Je me rassois lamentablement et saisis une autre bouteille pour me changer les idées.
La gnome soupire et récupère un flacon qui était coincé dans sa jarretelle.
— Tu vas boire ça et ça règlera ton problème, assure-t-elle en me servant un nouveau verre.
— Je ne suis pas un adepte des aphrodisiaques.
— Dans ton cas, ça te permettra de passer agréablement le reste de la nuit, bois.
Je repose donc ma bouteille et accepte sa mixture. Sans ça, je risque de me morfondre encore longtemps. Le liquide râpeux descend dans ma gorge et m'arrache une grimace : c'est dégueulasse, ce truc !
Étrangement, ça ne fait aucun effet. Enfin si. Une atroce douleur à l'estomac me plie en deux dans un cri de surprise.
— C'est normal, ça ? gémis-je.
— Heu... Non, pas vraiment...
Elle semble désemparée.
La douleur se répand dans mes entrailles comme si un feu me dévastait de l'intérieur. Pourquoi à chaque Grande Tournée une nana m'empoisonne ?! Mon ventre prend cher à chaque fois !
Je m'effondre sur le sol dans des hoquètements de douleur.
— Je sais, Binou ! C'est à cause de l'alcool. Il ne faut jamais mélanger les deux.
— ET TU NE POUVAIS PAS ME LE DIRE AVANT ?!
— Du calme, j'avais oublié, moi !
— Je crois que je vais...
— Oh mon dieu...
Elle s'écarte de moi lorsqu'elle comprend que je vais rendre mes derniers repas. Est-ce que j'ai le temps de courir jusqu'aux toilettes ? Je crois que je n'ai plus vraiment le choix.
Je me relève en catastrophe et m'extirpe de la loge, paniqué, les mains plaquées contre ma bouche. Heureusement, je retrouve sans mal l'emplacement convoité. Je pousse tous les imbéciles qui croisent mon chemin et débouche dans le premier cabinet pour vomir mes tripes. Franchement, comme dîner romantique, on aurait pu rêver mieux ! Non mais franchement !

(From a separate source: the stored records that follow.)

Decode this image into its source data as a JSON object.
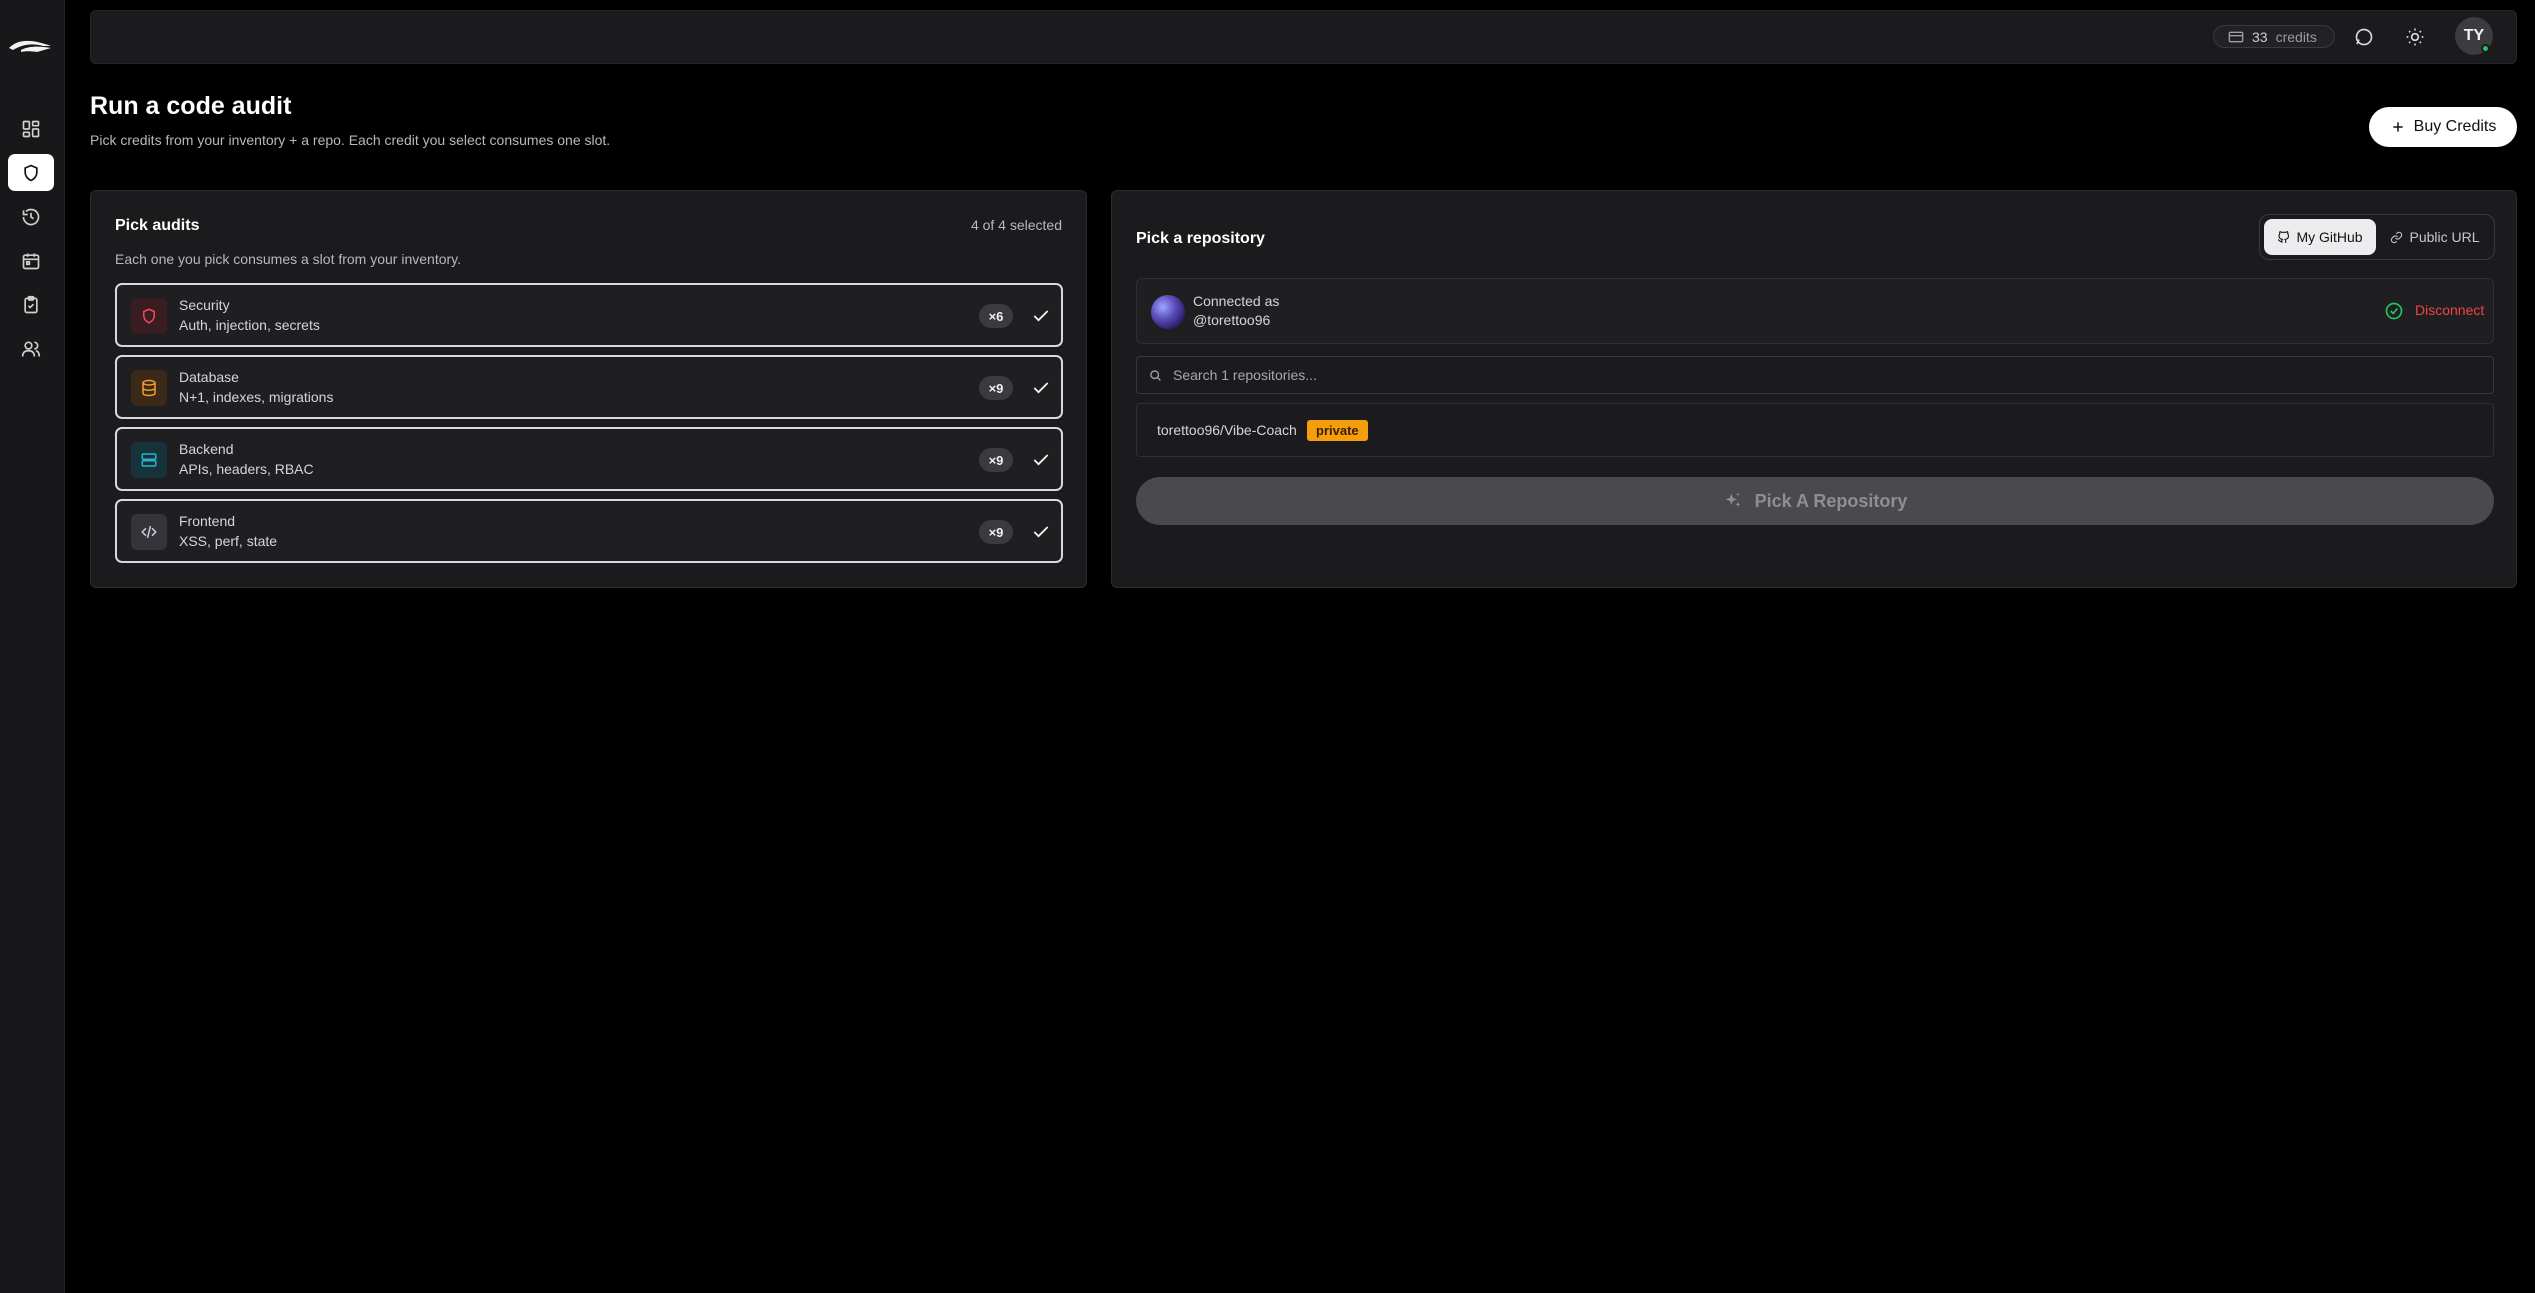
{
  "topbar": {
    "credits_count": "33",
    "credits_label": "credits",
    "user_initials": "TY"
  },
  "header": {
    "title": "Run a code audit",
    "subtitle": "Pick credits from your inventory + a repo. Each credit you select consumes one slot.",
    "buy_credits_label": "Buy Credits"
  },
  "audits": {
    "title": "Pick audits",
    "selected_text": "4 of 4 selected",
    "description": "Each one you pick consumes a slot from your inventory.",
    "items": [
      {
        "name": "Security",
        "subtitle": "Auth, injection, secrets",
        "qty": "×6",
        "icon": "shield-icon",
        "color": "#ef4b5a"
      },
      {
        "name": "Database",
        "subtitle": "N+1, indexes, migrations",
        "qty": "×9",
        "icon": "database-icon",
        "color": "#f59e2c"
      },
      {
        "name": "Backend",
        "subtitle": "APIs, headers, RBAC",
        "qty": "×9",
        "icon": "server-icon",
        "color": "#2bb3c9"
      },
      {
        "name": "Frontend",
        "subtitle": "XSS, perf, state",
        "qty": "×9",
        "icon": "code-icon",
        "color": "#cfcfd3"
      }
    ]
  },
  "repo": {
    "title": "Pick a repository",
    "tabs": {
      "github": "My GitHub",
      "url": "Public URL"
    },
    "connected_label": "Connected as",
    "username": "@torettoo96",
    "disconnect_label": "Disconnect",
    "search_placeholder": "Search 1 repositories...",
    "items": [
      {
        "name": "torettoo96/Vibe-Coach",
        "badge": "private"
      }
    ],
    "pick_button_label": "Pick A Repository"
  },
  "colors": {
    "accent_success": "#22c55e",
    "danger": "#ef4444",
    "private_badge": "#f59e0b"
  }
}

Je finis de recracher les restes et m'essuie sommairement le coin de la bouche avant de regagner ma chambre. Inutile de rejoindre Myrabellia ou de la prévenir. Je suis désolé de n'avoir pas répondu à ses avances mais mine de rien, c'est elle la fautive !
J'espère juste qu'elle acceptera de reporter notre rendez-vous, ce que je doute, honnêtement. À part elle, je ne vois pas d'autres gnomes avec qui je pourrais m'amuser à ce genre de choses, même si ça ne vaudra jamais la proximité de mon ex-femme.
Las, je pousse la porte du dortoir et me traine comme une limace jusqu'à mon lit. Je suis harassé par toutes ces bêtises et tout ce qui m'importe désormais est la douceur de mon oreiller. Et peut-être le parfum fruité d'une petite gnome blonde.